Meet-the-experts @ PACTRIMS 2011 deepens the understanding of MS-related issues.
Contributed By Lee Wei Fang
On Aug. 28, MS Care, a service provided by City Harvest Community Services Association for people with Multiple Sclerosis, organized a “Meet-The-Experts @ PACTRIMS session. PACTRIMS is the acronym for Pan-Asian Committee for Treatment and Research in Multiple Sclerosis, and it comprises of neurologists from the Asia Pacific region who have a strong interest in MS. It is a vital platform for MS clinicians and researchers in the region to share their experience and disseminate the best practices with regards to the condition.
The session was informative and useful, aimed at helping the beneficiaries, as well as their care-givers, increase their knowledge and understanding on MS-related issues. The Guest-of-Honor for the event was Member of Parliament and Chairman of Workers Party, Ms. Sylvia Lim. Another special guest was Namiko Chan Takahashi, a committed women’s and animal rights supporter who uses her art to raise funds for organizations that further these causes.
Dr. Ang Yong Guan, a well known consultant psychiatrist in Singapore and manager of Dr. Ang Yong Guan Psychiatry at Paragon Medical Centre, taught on a pertinent issue—Mindfulness In A Stressful World. MS is a long-term medical condition, and doctors are still in the process of working out a cure for the condition. In the midst of handling MS, a positive frame of mind is very important. Ang said, “Given the situation of inevitable stress, how do we cope? Having mindfulness is very important, and with it, you can get quality of life, despite MS.”
Stating that mindfulness is the opposite of mindlessness, which involves having a negative and narrow mindset, Ang introduced the five pillars of mindfulness as the acronym—F.O.C.U.S.—which stands for:
• Focusing on the present moment
• Being Open to all possibilities
• Staying Calm and proactive
• Being Uncritical and non-judgmental
• Having a Sense of connection to our inner selves and to the outer world.

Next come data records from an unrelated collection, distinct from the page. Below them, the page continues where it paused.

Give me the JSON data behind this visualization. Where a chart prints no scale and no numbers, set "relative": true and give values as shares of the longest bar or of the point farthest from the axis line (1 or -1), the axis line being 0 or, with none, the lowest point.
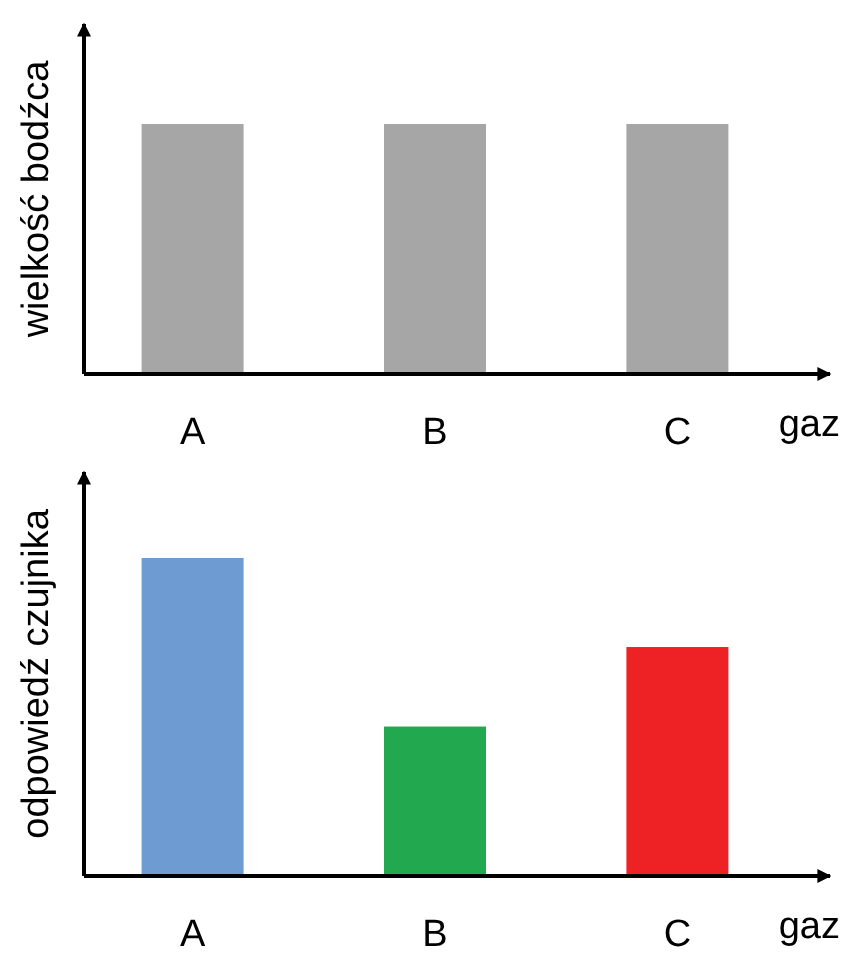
{
  "chart_data": [
    {
      "type": "bar",
      "ylabel": "wielkość bodźca",
      "xlabel": "gaz",
      "categories": [
        "A",
        "B",
        "C"
      ],
      "relative": true,
      "values": [
        1,
        1,
        1
      ],
      "color": "#a6a6a6"
    },
    {
      "type": "bar",
      "ylabel": "odpowiedź czujnika",
      "xlabel": "gaz",
      "categories": [
        "A",
        "B",
        "C"
      ],
      "relative": true,
      "values": [
        1,
        0.47,
        0.72
      ],
      "colors": [
        "#6f9bd3",
        "#22a84f",
        "#ee2224"
      ]
    }
  ]
}
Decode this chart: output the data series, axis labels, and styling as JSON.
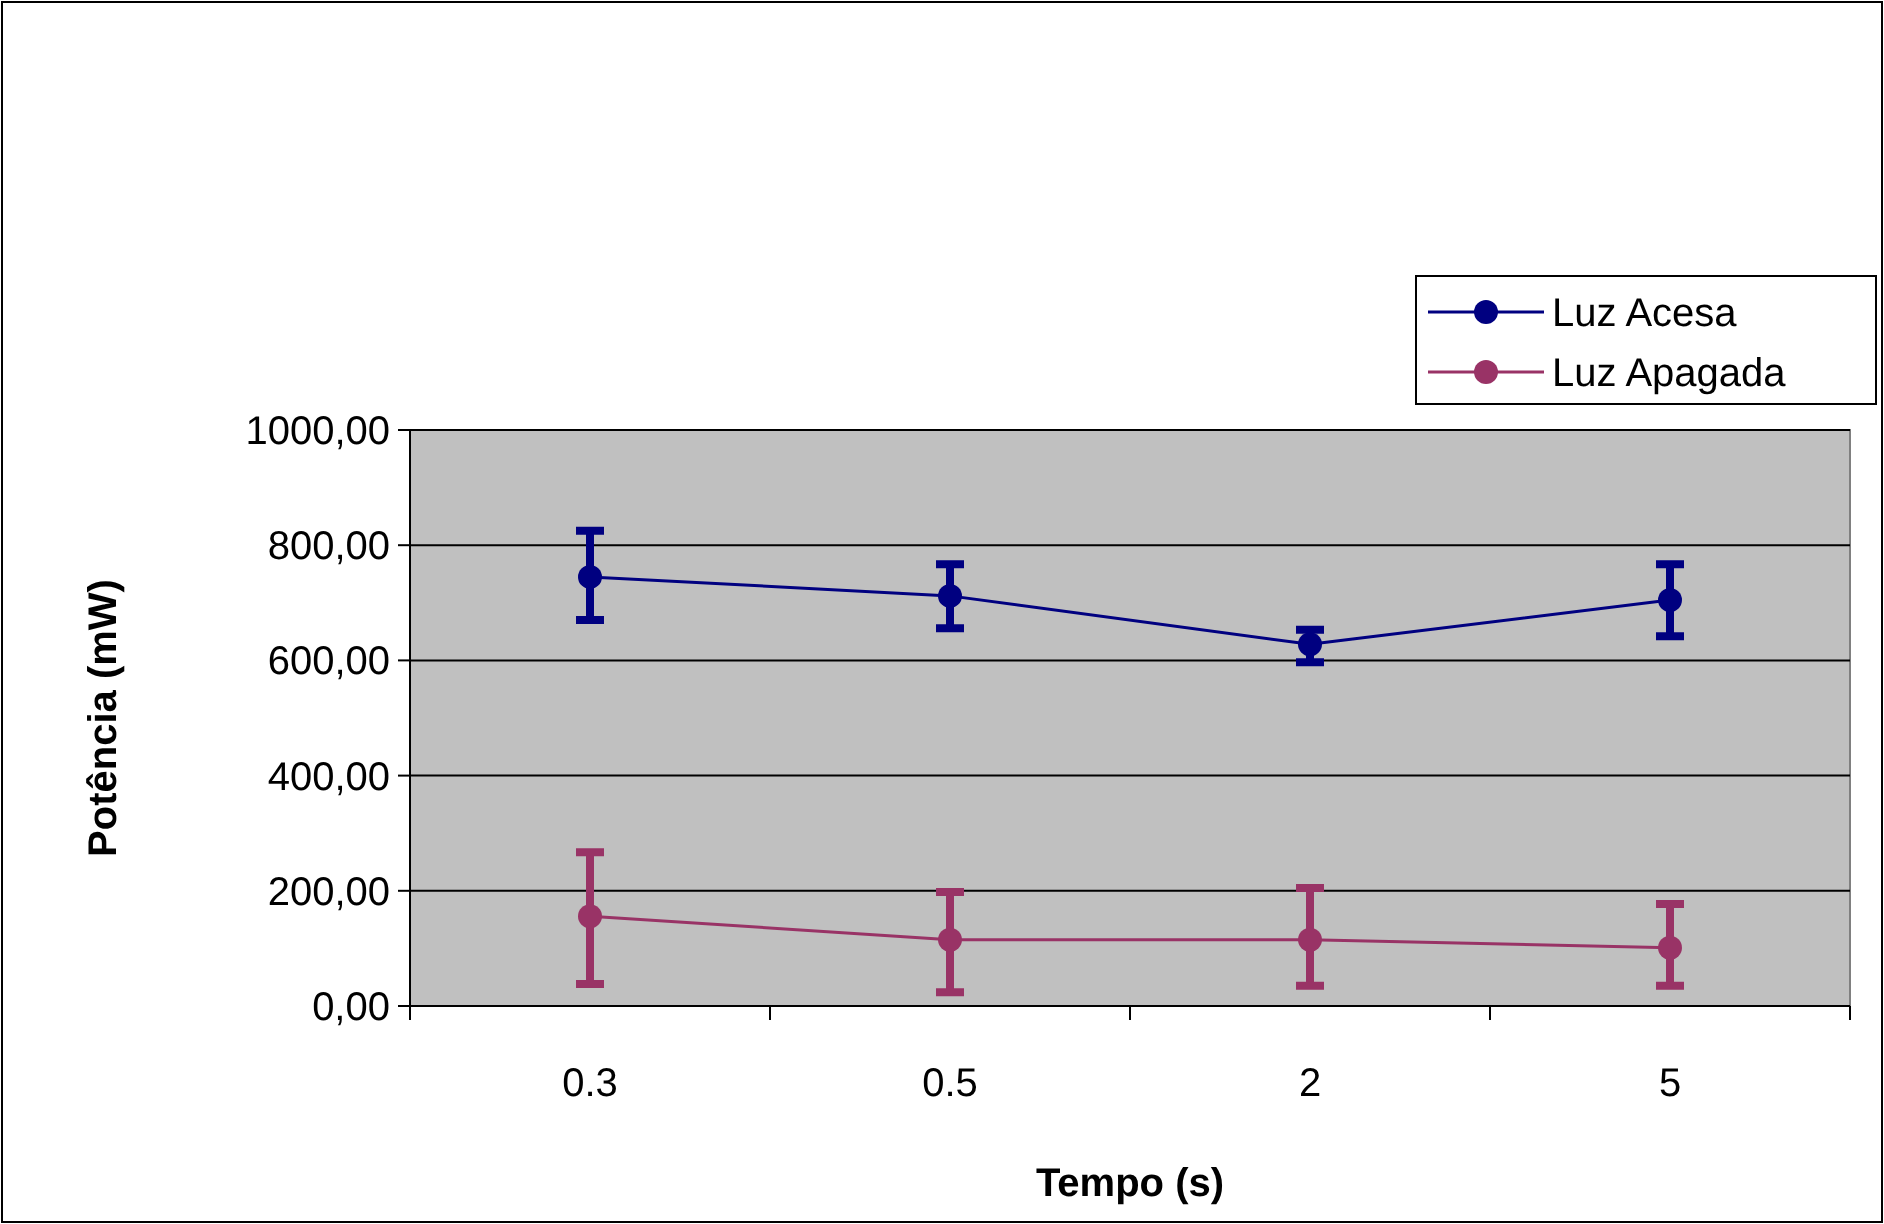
{
  "chart_data": {
    "type": "line",
    "xlabel": "Tempo (s)",
    "ylabel": "Potência (mW)",
    "categories": [
      "0.3",
      "0.5",
      "2",
      "5"
    ],
    "series": [
      {
        "name": "Luz Acesa",
        "color": "#000080",
        "values": [
          745,
          712,
          628,
          705
        ],
        "errors": [
          [
            670,
            825
          ],
          [
            656,
            767
          ],
          [
            597,
            653
          ],
          [
            642,
            767
          ]
        ]
      },
      {
        "name": "Luz Apagada",
        "color": "#993366",
        "values": [
          156,
          115,
          115,
          101
        ],
        "errors": [
          [
            38,
            267
          ],
          [
            24,
            198
          ],
          [
            35,
            205
          ],
          [
            35,
            177
          ]
        ]
      }
    ],
    "ylim": [
      0,
      1000
    ],
    "yticks": [
      {
        "value": 0,
        "label": "0,00"
      },
      {
        "value": 200,
        "label": "200,00"
      },
      {
        "value": 400,
        "label": "400,00"
      },
      {
        "value": 600,
        "label": "600,00"
      },
      {
        "value": 800,
        "label": "800,00"
      },
      {
        "value": 1000,
        "label": "1000,00"
      }
    ],
    "grid": "y",
    "legend": "top right",
    "marker": "circle",
    "line_style": "solid"
  }
}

Ang quoted a real-life example of a person with MS, by the name of Alvin, who was featured on Channel News Asia in 2007. Alvin’s condition caused him to experience overwhelming stress and a sense of hopelessness. He shared, “All my dreams and goals I had for myself were completely shattered, as I’ll never know when it’s going to hit me, or which function of my body will be lost every time there’s a relapse.”
Ang pointed out, “Stress is a fact of life, but it need not be a way of life. Stress is a signal of underlying stressors, and we need to identify these stressors before we can deal properly with it.” By having mindfulness, feelings of negativity can be handled well.

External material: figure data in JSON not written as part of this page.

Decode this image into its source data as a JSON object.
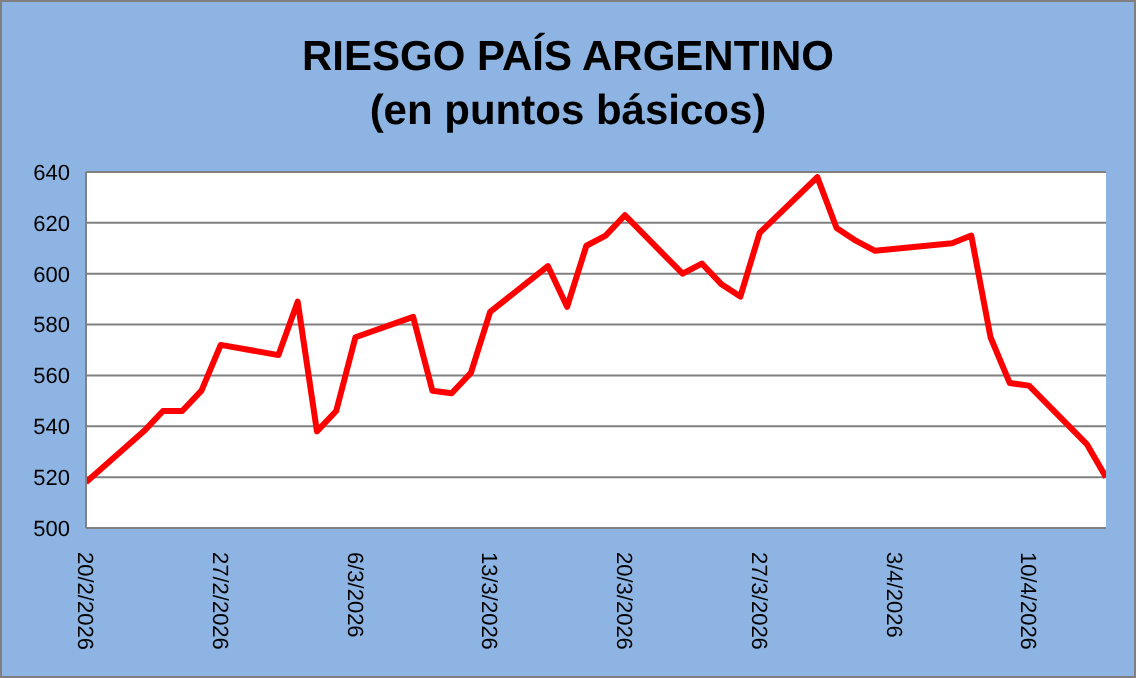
{
  "chart_data": {
    "type": "line",
    "title": "RIESGO PAÍS ARGENTINO",
    "subtitle": "(en puntos básicos)",
    "x": [
      "2026-02-20",
      "2026-02-23",
      "2026-02-24",
      "2026-02-25",
      "2026-02-26",
      "2026-02-27",
      "2026-03-02",
      "2026-03-03",
      "2026-03-04",
      "2026-03-05",
      "2026-03-06",
      "2026-03-09",
      "2026-03-10",
      "2026-03-11",
      "2026-03-12",
      "2026-03-13",
      "2026-03-16",
      "2026-03-17",
      "2026-03-18",
      "2026-03-19",
      "2026-03-20",
      "2026-03-23",
      "2026-03-24",
      "2026-03-25",
      "2026-03-26",
      "2026-03-27",
      "2026-03-30",
      "2026-03-31",
      "2026-04-01",
      "2026-04-02",
      "2026-04-06",
      "2026-04-07",
      "2026-04-08",
      "2026-04-09",
      "2026-04-10",
      "2026-04-13",
      "2026-04-14"
    ],
    "series": [
      {
        "color": "#ff0000",
        "values": [
          518,
          538,
          546,
          546,
          554,
          572,
          568,
          589,
          538,
          546,
          575,
          583,
          554,
          553,
          561,
          585,
          603,
          587,
          611,
          615,
          623,
          600,
          604,
          596,
          591,
          616,
          638,
          618,
          613,
          609,
          612,
          615,
          575,
          557,
          556,
          533,
          520
        ]
      }
    ],
    "xlim": [
      "2026-02-20",
      "2026-04-14"
    ],
    "xticks": [
      {
        "value": "2026-02-20",
        "label": "20/2/2026"
      },
      {
        "value": "2026-02-27",
        "label": "27/2/2026"
      },
      {
        "value": "2026-03-06",
        "label": "6/3/2026"
      },
      {
        "value": "2026-03-13",
        "label": "13/3/2026"
      },
      {
        "value": "2026-03-20",
        "label": "20/3/2026"
      },
      {
        "value": "2026-03-27",
        "label": "27/3/2026"
      },
      {
        "value": "2026-04-03",
        "label": "3/4/2026"
      },
      {
        "value": "2026-04-10",
        "label": "10/4/2026"
      }
    ],
    "ylim": [
      500,
      640
    ],
    "yticks": [
      500,
      520,
      540,
      560,
      580,
      600,
      620,
      640
    ],
    "grid": "y",
    "legend": false,
    "marker": "none",
    "line_style": "solid"
  }
}
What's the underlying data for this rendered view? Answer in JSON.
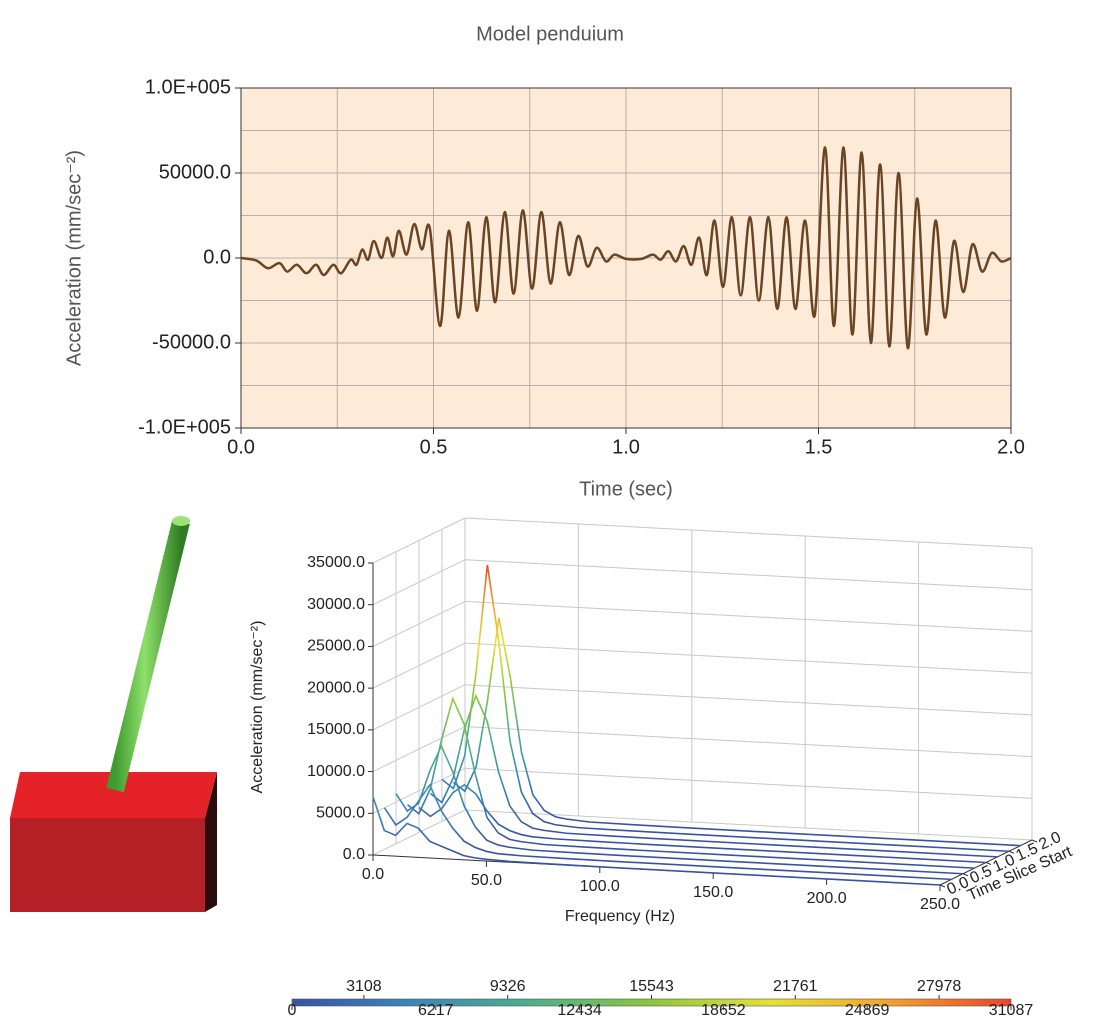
{
  "chart_data": [
    {
      "type": "line",
      "title": "Model penduium",
      "xlabel": "Time (sec)",
      "ylabel": "Acceleration (mm/sec⁻²)",
      "x": [
        0,
        0.04,
        0.07,
        0.1,
        0.12,
        0.145,
        0.17,
        0.195,
        0.215,
        0.24,
        0.26,
        0.285,
        0.3,
        0.315,
        0.33,
        0.345,
        0.365,
        0.38,
        0.395,
        0.41,
        0.43,
        0.45,
        0.47,
        0.49,
        0.517,
        0.54,
        0.565,
        0.59,
        0.613,
        0.637,
        0.66,
        0.685,
        0.708,
        0.732,
        0.756,
        0.78,
        0.804,
        0.828,
        0.852,
        0.876,
        0.9,
        0.924,
        0.948,
        0.97,
        1.0,
        1.04,
        1.07,
        1.09,
        1.11,
        1.13,
        1.15,
        1.17,
        1.19,
        1.21,
        1.23,
        1.252,
        1.275,
        1.298,
        1.322,
        1.345,
        1.37,
        1.393,
        1.417,
        1.44,
        1.465,
        1.49,
        1.517,
        1.54,
        1.565,
        1.588,
        1.612,
        1.636,
        1.66,
        1.684,
        1.708,
        1.732,
        1.756,
        1.78,
        1.804,
        1.828,
        1.852,
        1.876,
        1.9,
        1.925,
        1.95,
        1.975,
        2.0
      ],
      "values": [
        0,
        -1500,
        -6000,
        -3000,
        -8000,
        -4000,
        -9000,
        -4000,
        -10000,
        -4000,
        -9000,
        -1000,
        -4000,
        5000,
        -1000,
        10000,
        0,
        12000,
        1000,
        16000,
        2000,
        20000,
        5000,
        18000,
        -40000,
        16000,
        -35000,
        21000,
        -31000,
        24000,
        -26000,
        27000,
        -21000,
        28000,
        -18000,
        27000,
        -15000,
        21000,
        -10000,
        13000,
        -5000,
        6000,
        -2000,
        2000,
        -500,
        -500,
        2000,
        -1000,
        4000,
        -2000,
        7000,
        -4000,
        12000,
        -10000,
        22000,
        -17000,
        24000,
        -22000,
        24000,
        -25000,
        24000,
        -30000,
        24000,
        -30000,
        22000,
        -34000,
        65000,
        -40000,
        65000,
        -45000,
        62000,
        -50000,
        55000,
        -52000,
        50000,
        -53000,
        35000,
        -45000,
        22000,
        -35000,
        10000,
        -20000,
        8000,
        -8000,
        3000,
        -2000,
        0
      ],
      "color": "#6b4423",
      "background": "#fdebd8",
      "xlim": [
        0,
        2
      ],
      "ylim": [
        -100000,
        100000
      ],
      "xticks": [
        {
          "value": 0,
          "label": "0.0"
        },
        {
          "value": 0.5,
          "label": "0.5"
        },
        {
          "value": 1,
          "label": "1.0"
        },
        {
          "value": 1.5,
          "label": "1.5"
        },
        {
          "value": 2,
          "label": "2.0"
        }
      ],
      "xminor": [
        0.25,
        0.75,
        1.25,
        1.75
      ],
      "yticks": [
        {
          "value": -100000,
          "label": "-1.0E+005"
        },
        {
          "value": -50000,
          "label": "-50000.0"
        },
        {
          "value": 0,
          "label": "0.0"
        },
        {
          "value": 50000,
          "label": "50000.0"
        },
        {
          "value": 100000,
          "label": "1.0E+005"
        }
      ],
      "yminor": [
        -75000,
        -25000,
        25000,
        75000
      ],
      "grid": true
    },
    {
      "type": "waterfall",
      "xlabel": "Frequency (Hz)",
      "ylabel": "Acceleration (mm/sec⁻²)",
      "zlabel": "Time Slice Start",
      "frequencies": [
        0,
        5,
        10,
        15,
        20,
        25,
        30,
        35,
        40,
        45,
        50,
        60,
        80,
        100,
        150,
        200,
        250
      ],
      "slices": [
        {
          "t": 0,
          "values": [
            7000,
            3000,
            2500,
            4000,
            3500,
            2000,
            1500,
            1000,
            500,
            300,
            200,
            100,
            50,
            20,
            10,
            5,
            0
          ]
        },
        {
          "t": 0.25,
          "values": [
            5000,
            3000,
            4000,
            6000,
            8000,
            5000,
            3000,
            1500,
            800,
            400,
            200,
            100,
            50,
            20,
            10,
            5,
            0
          ]
        },
        {
          "t": 0.5,
          "values": [
            6000,
            4000,
            5000,
            9000,
            12000,
            9000,
            5000,
            2500,
            1000,
            500,
            300,
            100,
            50,
            20,
            10,
            5,
            0
          ]
        },
        {
          "t": 0.75,
          "values": [
            4000,
            3000,
            6000,
            12000,
            17000,
            14000,
            8000,
            3000,
            1200,
            500,
            300,
            100,
            50,
            20,
            10,
            5,
            0
          ]
        },
        {
          "t": 1.0,
          "values": [
            3000,
            2000,
            3000,
            5000,
            6000,
            5000,
            3000,
            1500,
            800,
            400,
            200,
            100,
            50,
            20,
            10,
            5,
            0
          ]
        },
        {
          "t": 1.25,
          "values": [
            4000,
            3000,
            6000,
            12000,
            16000,
            13000,
            7000,
            3000,
            1200,
            500,
            300,
            100,
            50,
            20,
            10,
            5,
            0
          ]
        },
        {
          "t": 1.5,
          "values": [
            5000,
            4000,
            8000,
            18000,
            31000,
            22000,
            10000,
            4000,
            1500,
            600,
            300,
            100,
            50,
            20,
            10,
            5,
            0
          ]
        },
        {
          "t": 1.75,
          "values": [
            4000,
            3000,
            6000,
            14000,
            24000,
            17000,
            8000,
            3000,
            1200,
            500,
            300,
            100,
            50,
            20,
            10,
            5,
            0
          ]
        }
      ],
      "xlim": [
        0,
        250
      ],
      "ylim": [
        0,
        35000
      ],
      "zlim": [
        0,
        2
      ],
      "xticks": [
        {
          "value": 0,
          "label": "0.0"
        },
        {
          "value": 50,
          "label": "50.0"
        },
        {
          "value": 100,
          "label": "100.0"
        },
        {
          "value": 150,
          "label": "150.0"
        },
        {
          "value": 200,
          "label": "200.0"
        },
        {
          "value": 250,
          "label": "250.0"
        }
      ],
      "yticks": [
        {
          "value": 0,
          "label": "0.0"
        },
        {
          "value": 5000,
          "label": "5000.0"
        },
        {
          "value": 10000,
          "label": "10000.0"
        },
        {
          "value": 15000,
          "label": "15000.0"
        },
        {
          "value": 20000,
          "label": "20000.0"
        },
        {
          "value": 25000,
          "label": "25000.0"
        },
        {
          "value": 30000,
          "label": "30000.0"
        },
        {
          "value": 35000,
          "label": "35000.0"
        }
      ],
      "zticks": [
        {
          "value": 0,
          "label": "0.0"
        },
        {
          "value": 0.5,
          "label": "0.5"
        },
        {
          "value": 1,
          "label": "1.0"
        },
        {
          "value": 1.5,
          "label": "1.5"
        },
        {
          "value": 2,
          "label": "2.0"
        }
      ],
      "grid": true
    },
    {
      "type": "colorbar",
      "lim": [
        0,
        31087
      ],
      "ticks": [
        0,
        3108,
        6217,
        9326,
        12434,
        15543,
        18652,
        21761,
        24869,
        27978,
        31087
      ],
      "colors": [
        "#3953a4",
        "#3a86b8",
        "#4fae8c",
        "#8cc63f",
        "#e3e234",
        "#f3a12c",
        "#e8452a"
      ]
    }
  ]
}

Prof. John King, a senior neurologist from the Royal Melbourne Hospital spoke about the status of MS in Australia, and the multidisciplinary care provided, such as outreach programs, fundraising, patient and public education, and clinical trials.
Renowned doctors from the region, including Prof. Ching-Piao Tsai from Taiwan, Prof. T. Umapathi and Dr. Kevin Tan from Singapore, helped to field questions from the ground during a one-hour Q&A session. The questions raised reflected genuine concerns, such as whether supplements would help in recovery and management, the long term effects of taking the required medication, and practical issues such as the feasibility and safety of being employed in doing shift work. The Q&A segment was easily the most active segment of the event, as the people received professional answers to their burning questions.
At the end of the meet-the-experts session, everyone came away with a better understanding of MS and the importance of mindfulness, all of which translates to greater confidence and capacity for the journey ahead.